Khaled El Emam is the SVP & General Manager at Replica Analytics. He is also the Canada Research Chair in Medical AI, Director of the Electronic Health Information Laboratory at the CHEO Research Institute and a Professor at the University of Ottawa. CityAge sat down with Khaled after our conference in Ottawa on Dec.8, The Data Effect: Data for Canada’s Health. We talked about what synthetic data is and how it can help solve the health data problem in Canada (Read more on this problem through the CBC and the Globe and Mail). The below conversation has been condensed and edited for clarity.
CityAge: Can you tell me a bit about who you are and what you do?
Khaled El Emam: I’m a computer scientist/engineer by training, and I’m a professor at the University of Ottawa. I run a research lab at the Children’s Hospital of Eastern Ontario focused on AI and machine learning. Our main research agenda is on developing technologies for synthetic data generation. I’m also the co-founder of Replica Analytics, recently acquired by Aetion. Replica develops synthetic data generation technology.
CA: What is synthetic data?
KE: You start with real information, and then you train AI models using that real information. The AI models learn the patterns in the data. Then you create fake data from those models. And the idea is that these look the same, behave the same, and have the same patterns as the real data, so you maintain utility, but they’re not the real data.
CA: Why do we need synthetic data?
KE: One of the key advantages is privacy, as synthetic data cannot be mapped back to real people. Synthetic data is easier to re-use and share, both within and outside organizations.
CA: What are some of the other advantages?
KE: One of them is that you can de-bias a biased data set. When you have certain groups that are under-represented in a dataset, you can use synthetic data generation technologies or techniques to compensate for that bias, or to increase diversity in your data by simulating additional patients. So you take the real data, you try to learn the patterns in these under-represented groups, and then simulate additional patients. You can simulate patients for clinical studies, for clinical trials, and more.
CA: Why do we need this in Canadian health care today?
KE: We have a serious data access challenge that is impacting important research, innovation and healthcare. This is an ongoing problem, and I live it every day. I run a research lab and it takes a very long time to get access to Canadian patient data, and sometimes it’s just not possible. We are competing against other countries and other jurisdictions, so our inability to use our own data puts us at a disadvantage from a research perspective, but also from a company perspective. I mentioned that I run a company that builds AI and machine learning tools. We need data, and we end up purchasing data or getting access to data from other jurisdictions, because it’s a lot more accessible. This data may not be representative of the Canadian health care system, or the standard of care here. So it puts Canadian companies at a potential disadvantage, but also patients at a potential disadvantage.
CA: Can you give me an example that proves synthetic data works in real-world situations?
KE: A Canadian example is a project we did in Alberta. This was quite a complex dataset covering multiple domains. It was labs, drugs, hospital discharges, emergency department visits, and claims for 300,000 patients over 7 years. The objective was to look at the impact of opioid use. It was an opioid using population, or subset of the population. We got the dataset, and we worked with partners at the University of Alberta. The epidemiologist at University of Alberta built the models, compared real and synthetic data, and they found that they draw the same conclusions for quite a complex model. They are predicting mortality, emergency department visits, and some specific diagnoses, and the conclusions were the same using synthetic data. We demonstrated the privacy risks as well. The province’s Privacy Commissioner was consulted all the way to demonstrate that risks were small, but also to address their concerns or questions about synthetic data.
CA: What needs to happen for synthetic data to be adopted more broadly?

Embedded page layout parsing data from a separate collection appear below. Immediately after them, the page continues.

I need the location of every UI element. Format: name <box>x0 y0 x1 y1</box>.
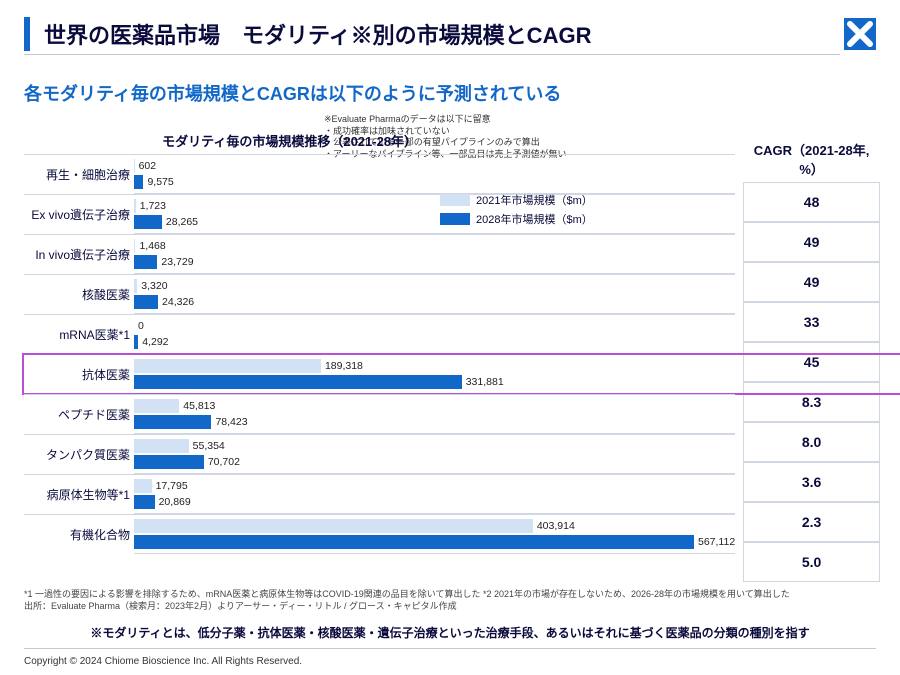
chart-legend: 2021年市場規模（$m） 2028年市場規模（$m） <box>440 192 593 230</box>
row-bars: 602 9,575 <box>134 154 735 194</box>
cagr-cell: 49 <box>743 262 880 302</box>
bar-2021 <box>134 359 321 373</box>
legend-swatch-2028 <box>440 213 470 225</box>
cagr-cell: 8.3 <box>743 382 880 422</box>
modality-definition: ※モダリティとは、低分子薬・抗体医薬・核酸医薬・遺伝子治療といった治療手段、ある… <box>0 616 900 649</box>
cagr-cell: 48 <box>743 182 880 222</box>
bar-2028 <box>134 335 138 349</box>
bar-2028 <box>134 495 155 509</box>
bar-value-2021: 403,914 <box>537 520 575 532</box>
bar-2021 <box>134 279 137 293</box>
bar-2021 <box>134 399 179 413</box>
row-label: 核酸医薬 <box>24 274 134 314</box>
chart-row: タンパク質医薬 55,354 70,702 <box>24 434 735 474</box>
chart-row: 抗体医薬 189,318 331,881 <box>24 354 735 394</box>
row-label: 抗体医薬 <box>24 354 134 394</box>
cagr-cell: 3.6 <box>743 462 880 502</box>
chart-title: モダリティ毎の市場規模推移（2021-28年） <box>24 131 735 150</box>
bar-value-2028: 70,702 <box>208 456 240 468</box>
chart-row: 有機化合物 403,914 567,112 <box>24 514 735 554</box>
chart-row: In vivo遺伝子治療 1,468 23,729 <box>24 234 735 274</box>
bar-2028 <box>134 415 211 429</box>
row-label: 再生・細胞治療 <box>24 154 134 194</box>
bar-value-2028: 567,112 <box>698 536 735 548</box>
copyright: Copyright © 2024 Chiome Bioscience Inc. … <box>24 656 302 667</box>
bar-value-2021: 189,318 <box>325 360 363 372</box>
bar-2028 <box>134 455 204 469</box>
cagr-cell: 33 <box>743 302 880 342</box>
row-label: ペプチド医薬 <box>24 394 134 434</box>
bar-2028 <box>134 255 157 269</box>
bar-chart: 再生・細胞治療 602 9,575 Ex vivo遺伝子治療 1,723 28,… <box>24 154 735 554</box>
bar-2028 <box>134 535 694 549</box>
page-title: 世界の医薬品市場 モダリティ※別の市場規模とCAGR <box>44 18 840 50</box>
bar-value-2028: 24,326 <box>162 296 194 308</box>
row-label: タンパク質医薬 <box>24 434 134 474</box>
cagr-cell: 5.0 <box>743 542 880 582</box>
bar-value-2028: 331,881 <box>466 376 504 388</box>
cagr-cell: 2.3 <box>743 502 880 542</box>
footnotes: *1 一過性の要因による影響を排除するため、mRNA医薬と病原体生物等はCOVI… <box>0 584 900 616</box>
legend-label-2021: 2021年市場規模（$m） <box>476 192 593 208</box>
bar-value-2028: 28,265 <box>166 216 198 228</box>
subtitle: 各モダリティ毎の市場規模とCAGRは以下のように予測されている <box>0 60 900 114</box>
row-bars: 403,914 567,112 <box>134 514 735 554</box>
cagr-table: 48494933458.38.03.62.35.0 <box>743 182 880 582</box>
bar-value-2028: 78,423 <box>215 416 247 428</box>
chart-row: ペプチド医薬 45,813 78,423 <box>24 394 735 434</box>
row-bars: 0 4,292 <box>134 314 735 354</box>
bar-2021 <box>134 479 152 493</box>
bar-2021 <box>134 159 135 173</box>
chart-row: 再生・細胞治療 602 9,575 <box>24 154 735 194</box>
bar-2028 <box>134 175 143 189</box>
row-bars: 17,795 20,869 <box>134 474 735 514</box>
bar-2028 <box>134 375 462 389</box>
row-label: Ex vivo遺伝子治療 <box>24 194 134 234</box>
row-bars: 45,813 78,423 <box>134 394 735 434</box>
footer-divider <box>24 648 876 649</box>
legend-label-2028: 2028年市場規模（$m） <box>476 211 593 227</box>
row-bars: 3,320 24,326 <box>134 274 735 314</box>
cagr-title: CAGR（2021-28年, %） <box>743 140 880 178</box>
row-label: In vivo遺伝子治療 <box>24 234 134 274</box>
bar-2021 <box>134 439 189 453</box>
bar-value-2028: 20,869 <box>159 496 191 508</box>
bar-value-2021: 3,320 <box>141 280 167 292</box>
bar-value-2021: 45,813 <box>183 400 215 412</box>
header-accent <box>24 17 30 51</box>
chart-row: 核酸医薬 3,320 24,326 <box>24 274 735 314</box>
row-bars: 1,723 28,265 <box>134 194 735 234</box>
row-bars: 1,468 23,729 <box>134 234 735 274</box>
row-label: 病原体生物等*1 <box>24 474 134 514</box>
bar-2028 <box>134 295 158 309</box>
legend-swatch-2021 <box>440 194 470 206</box>
cagr-cell: 49 <box>743 222 880 262</box>
bar-value-2021: 602 <box>139 160 157 172</box>
bar-value-2021: 17,795 <box>156 480 188 492</box>
bar-value-2028: 9,575 <box>147 176 173 188</box>
chart-row: 病原体生物等*1 17,795 20,869 <box>24 474 735 514</box>
chart-row: mRNA医薬*1 0 4,292 <box>24 314 735 354</box>
bar-2021 <box>134 199 136 213</box>
bar-value-2021: 1,468 <box>139 240 165 252</box>
company-logo-icon <box>840 14 880 54</box>
bar-value-2021: 1,723 <box>140 200 166 212</box>
bar-value-2028: 4,292 <box>142 336 168 348</box>
header-divider <box>24 54 840 55</box>
row-bars: 189,318 331,881 <box>134 354 735 394</box>
bar-2021 <box>134 519 533 533</box>
cagr-cell: 45 <box>743 342 880 382</box>
row-bars: 55,354 70,702 <box>134 434 735 474</box>
bar-2028 <box>134 215 162 229</box>
bar-value-2021: 55,354 <box>193 440 225 452</box>
bar-2021 <box>134 239 135 253</box>
row-label: 有機化合物 <box>24 514 134 554</box>
cagr-cell: 8.0 <box>743 422 880 462</box>
chart-row: Ex vivo遺伝子治療 1,723 28,265 <box>24 194 735 234</box>
bar-value-2021: 0 <box>138 320 144 332</box>
row-label: mRNA医薬*1 <box>24 314 134 354</box>
bar-value-2028: 23,729 <box>161 256 193 268</box>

KE: Greater awareness of synthetic generation as a high-utility, privacy enhancing technology is a factor, although that is changing – the analysts are making predictions about its growth and adoption that are coming to fruition. I think some of the privacy law changes proposed need to better enable the use of technology. They cannot set standards so high that they are too challenging to meet. So we have to ensure that privacy laws are realistic and protective. It’s not one or the other. Both can be met – we know how to do that. Nobody wants to take shortcuts. But we need to be able to move forward. If you want zero risk, then the easiest answer is doing nothing.

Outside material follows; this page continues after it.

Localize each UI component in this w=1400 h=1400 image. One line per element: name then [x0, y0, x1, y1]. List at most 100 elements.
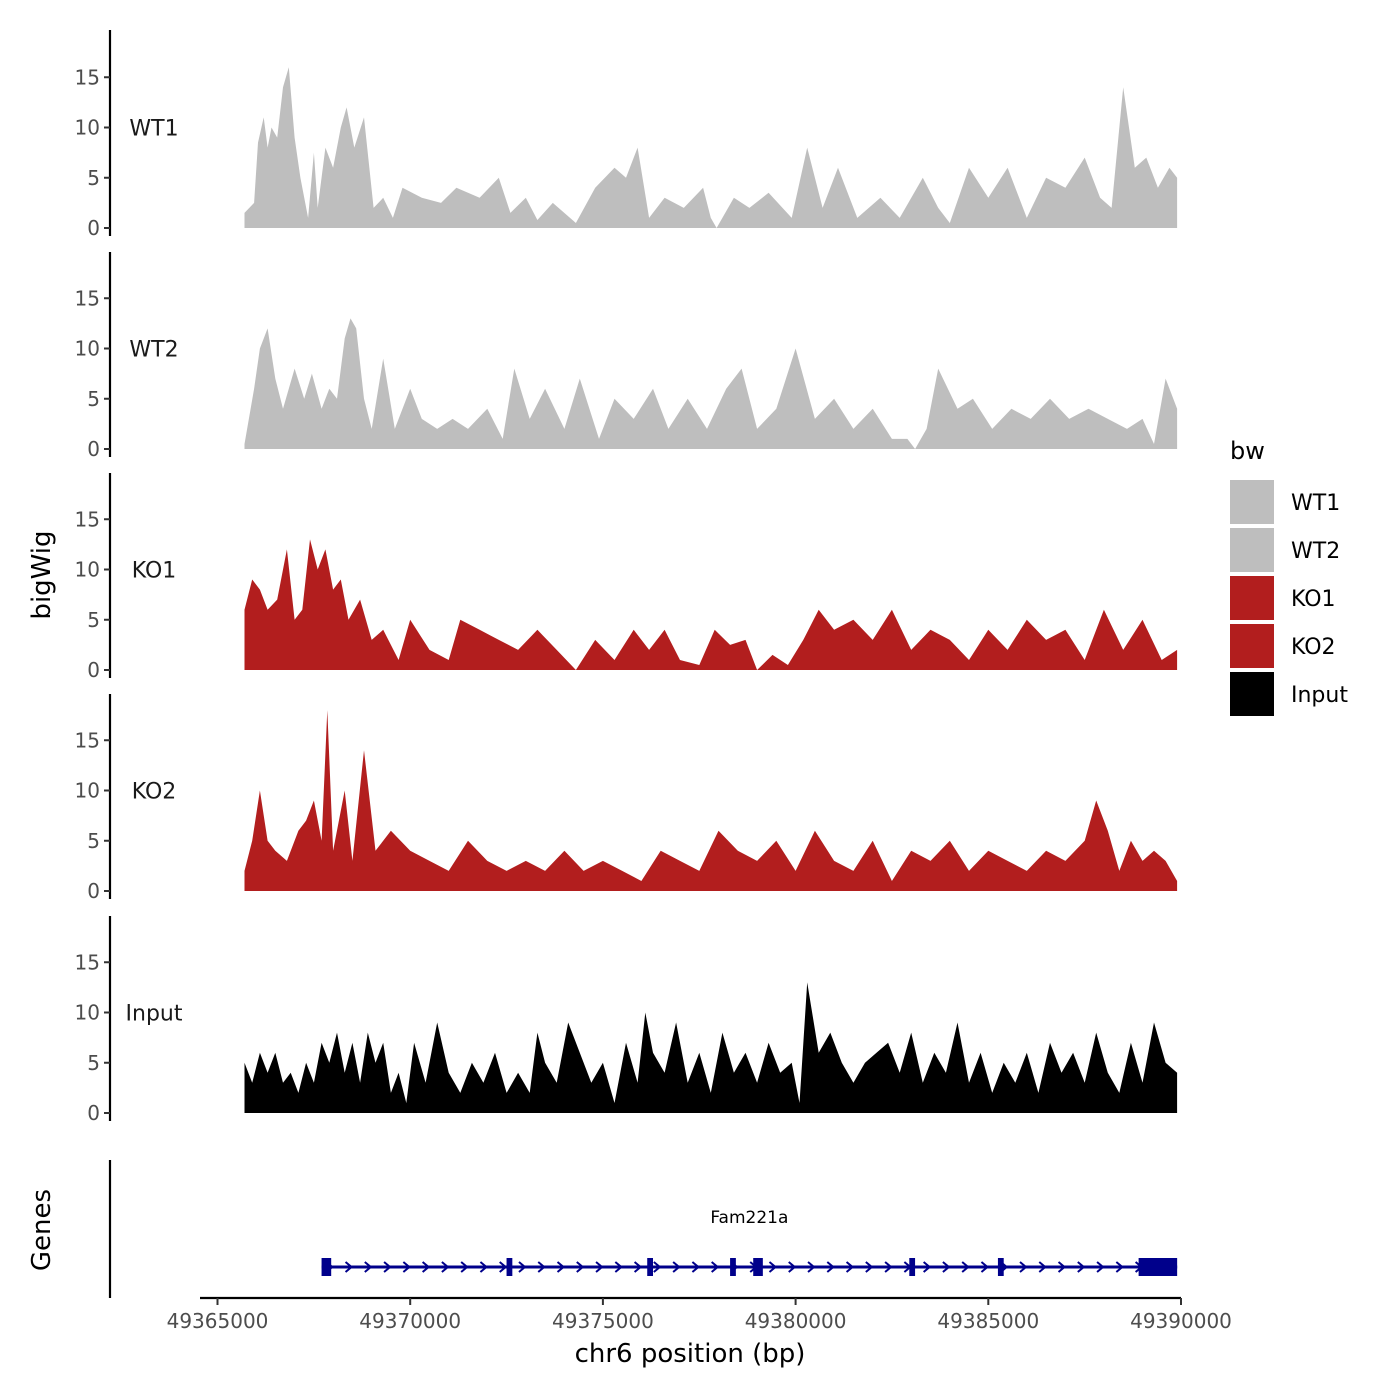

CA: Canada is facing a serious health data problem, one that’s impacting many of our daily lives. What do you want readers to take away from this conversation?
KE: We know how to solve this problem. We need the leadership of the entities that hold the data and we need to be willing to take some responsible risks to move forward.

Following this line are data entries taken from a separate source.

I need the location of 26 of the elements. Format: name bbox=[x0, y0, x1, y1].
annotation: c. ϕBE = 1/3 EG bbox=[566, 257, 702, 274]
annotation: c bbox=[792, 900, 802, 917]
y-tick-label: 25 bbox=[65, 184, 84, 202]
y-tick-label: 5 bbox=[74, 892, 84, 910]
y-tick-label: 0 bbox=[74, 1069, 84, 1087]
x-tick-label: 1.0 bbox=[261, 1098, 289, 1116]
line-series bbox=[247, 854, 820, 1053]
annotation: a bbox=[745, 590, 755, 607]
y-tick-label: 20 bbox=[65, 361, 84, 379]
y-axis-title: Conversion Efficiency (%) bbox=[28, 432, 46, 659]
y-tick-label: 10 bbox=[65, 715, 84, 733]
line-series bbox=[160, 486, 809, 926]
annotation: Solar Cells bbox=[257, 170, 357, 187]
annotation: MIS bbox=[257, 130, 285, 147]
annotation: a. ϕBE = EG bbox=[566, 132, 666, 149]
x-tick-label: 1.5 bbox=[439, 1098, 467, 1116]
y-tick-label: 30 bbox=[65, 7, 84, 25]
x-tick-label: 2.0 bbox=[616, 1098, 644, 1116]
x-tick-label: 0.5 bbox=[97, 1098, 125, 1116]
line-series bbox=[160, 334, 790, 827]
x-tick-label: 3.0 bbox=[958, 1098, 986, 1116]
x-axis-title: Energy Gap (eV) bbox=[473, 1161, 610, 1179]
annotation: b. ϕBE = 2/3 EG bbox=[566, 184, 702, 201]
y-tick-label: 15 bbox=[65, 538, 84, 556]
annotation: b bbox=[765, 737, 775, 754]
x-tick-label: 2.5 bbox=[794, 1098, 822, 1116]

I’ve been having this conversation for 20 years. This could be 2002 and we’d probably be having exactly the same conversation. We wouldn’t be talking about synthetic data. We’d be talking about some other approach, but we would be essentially having the same conversation. COVID-19 has taught us a lot of things about the consequences of not having access to good data. There is momentum on this topic — we just need to take advantage of it. However, there are folks who are happy with the status quo, who are afraid of the change. We have to understand those concerns and address them so we can move forward to leverage data responsibly and in a privacy protective way.